Omicidio al Villaggio Anic, chiesto il processo per l'omicida 55enne: accuse da ergastolo

Rimini

 

RAVENNA. «Ha ucciso con crudeltà e per motivi futili e abbietti». Aggravanti di un omicidio che in teoria potrebbe costare l’ergastolo a Giuseppe Napoli, il 55enne di origini catanesi reo confesso dell’assassinio della 75enne Anna Maria Bartolotti, trovata morta nel suo appartamento di via Lago di Ledro, al villaggio Anic, lo scorso 2 dicembre.

L’inchiesta del pm Angela Scorza è formalmente chiusa e la procura ha chiesto il giudizio immediato per Napoli che, difeso dall’avvocato Carlo Benini, ha già confessato il delitto nel corso di un drammatico interrogatorio reso il 21 dicembre scorso dopo dieci giorni di carcere. Per Napoli è già stata fissata la prima udienza di fronte alla Corte d’Assise per fine settembre, ma l’imputato chiederà con ogni probabilità un rito abbreviato per ottenere lo sconto di un terzo della pena ed evitare così il carcere a vita.

Il 55enne è accusato non solo di omicidio aggravato, ma anche di furto. Un furto di mille euro ( più qualche monile d’oro) che sarebbe stato anche il movente del delitto. Stando alla sua versione dei fatti quel pomeriggio Napoli, che era stato legato sentimentalmente alla sorella di Anna Maria Bartolotti (di 23 anni più grande e ora ospite di una casa di riposo), andò in via Lago di Ledro per chiederle una piccola somma di denaro (circa 30 euro). Con quei soldi, a suo dire, avrebbe voluto fare un regalo alla sua “ex” con la quale, in realtà, non aveva da tempo contatti. La Bartolotti, vedova da qualche anno e in quel momento sola in casa, fece entrare l’uomo al quale offrì un caffè. Poi, però, intuendo le sue reali intenzioni, gli negò quell’aiuto.

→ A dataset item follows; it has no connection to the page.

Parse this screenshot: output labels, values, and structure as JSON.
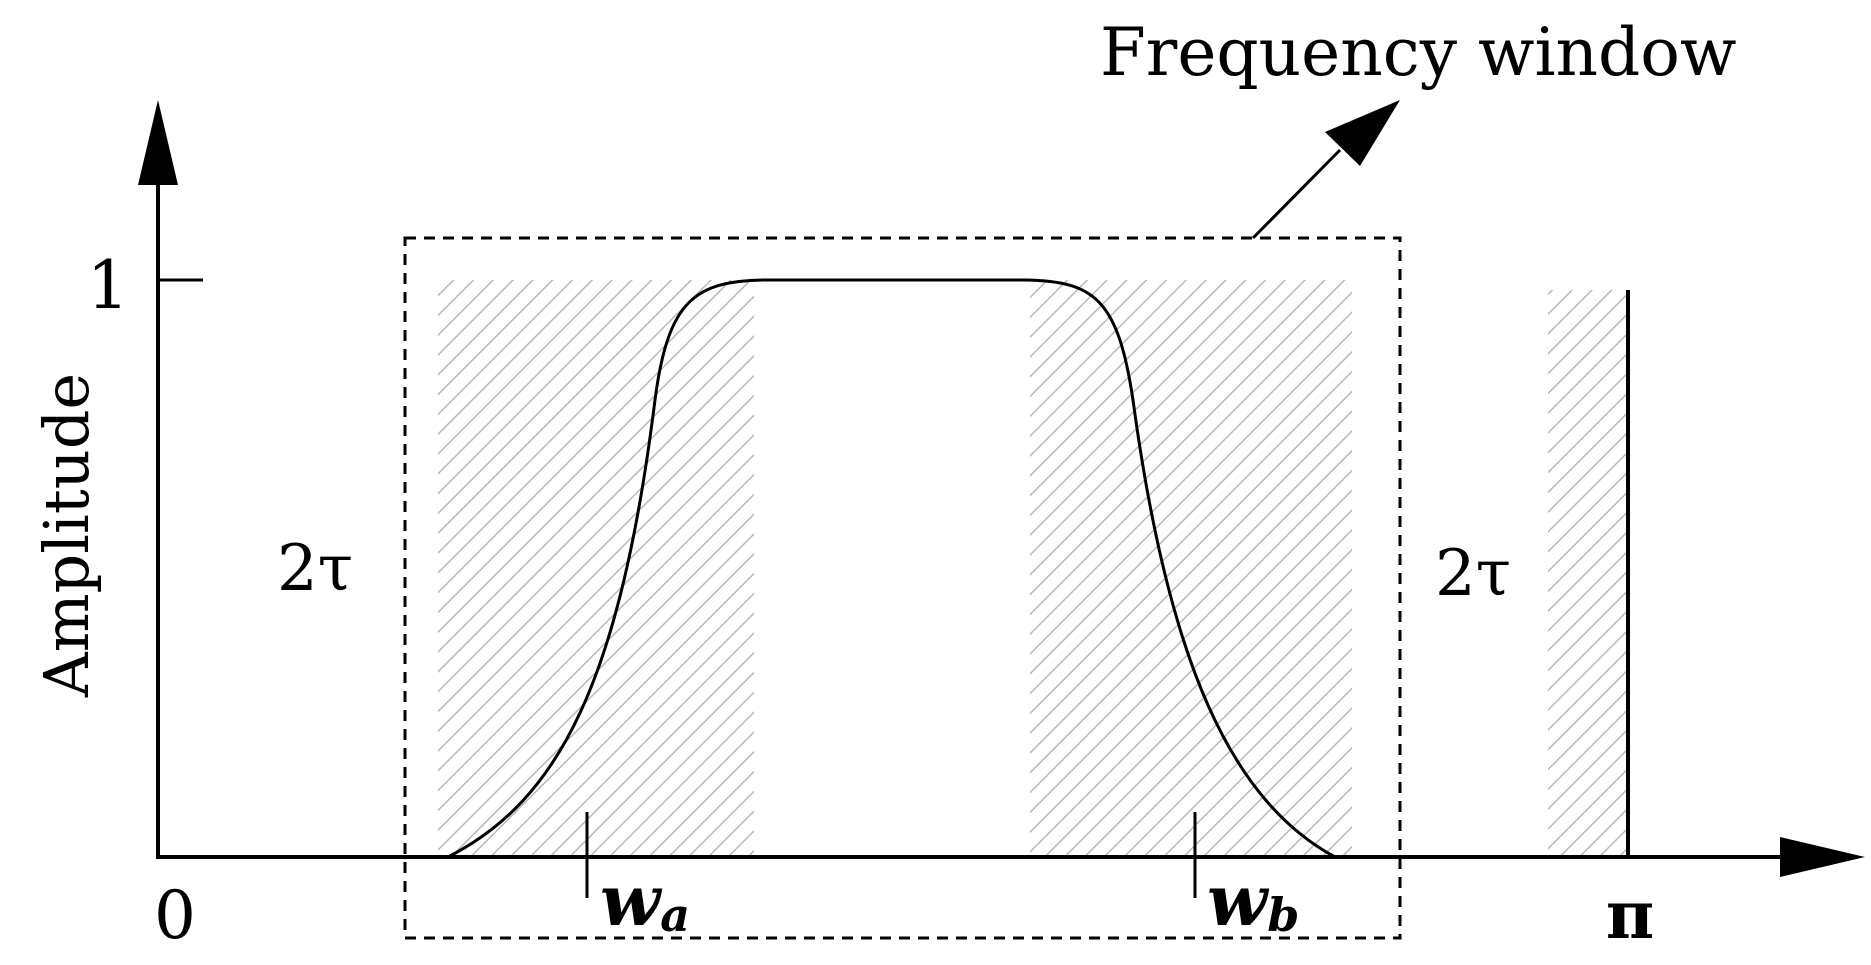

A quel punto la reazione di Napoli fu a dir poco violenta. «Quando lei si è alzata per lavare le tazzine sono stato preso come da un raptus e le sono saltato addosso - disse l’uomo al pm Scorza nel corso della sua confessione - Ho preso una sciarpa di lana e ho cercato di strangolarla. Poi è caduta a terra e le sono saltato sopra lo sterno con le ginocchia e infine le ho conficcato nel collo qualcosa di appuntito, ma non chiedetemi cosa. Davvero non ricordo».

Una ricostruzione definita dagli inquirenti «compatibile» con quanto stabilito dall’autopsia che aveva fatto emergere, oltre ai segni di strangolamento e accoltellamento, persino una rottura delle costole della povera pensionata, spiegabile con l’enorme differenza di stazza tra l’aggressore e la Bartolotti. Subito dopo Napoli avrebbe frugato nell’armadio della donna rubando alcuni gioielli e il portafogli, poi gettato in un cassonetto. Poi aveva cominciato ad accusare lo stress e si era sentito male. Era entrato in un bar, aveva chiesto qualcosa da bere e infine aveva raggiunto l’ospedale con i vestiti ancora imbrattati di sangue. Qui rimase ricoverato per circa una settimana. Nel frattempo la polizia aveva già cominciato a indagare su di lui. Un’indagine tutt’altro che scontata perché il cadavere della Bartolotti venne ritrovato in serata dopo che alcuni amici avevano dato l’allarme alle forze dell’ordine per un suo sospetto ritardo a un appuntamento. Il medico del 118 che ne certificò la morte non si accorse però della “particolarità” dei segni che la donna aveva sul volto e in un primo momento quei traumi vennero collegati a una caduta accidentale o dovuta a un malore. Ma la mancanza del portafogli della donna fece scattare l’inchiesta.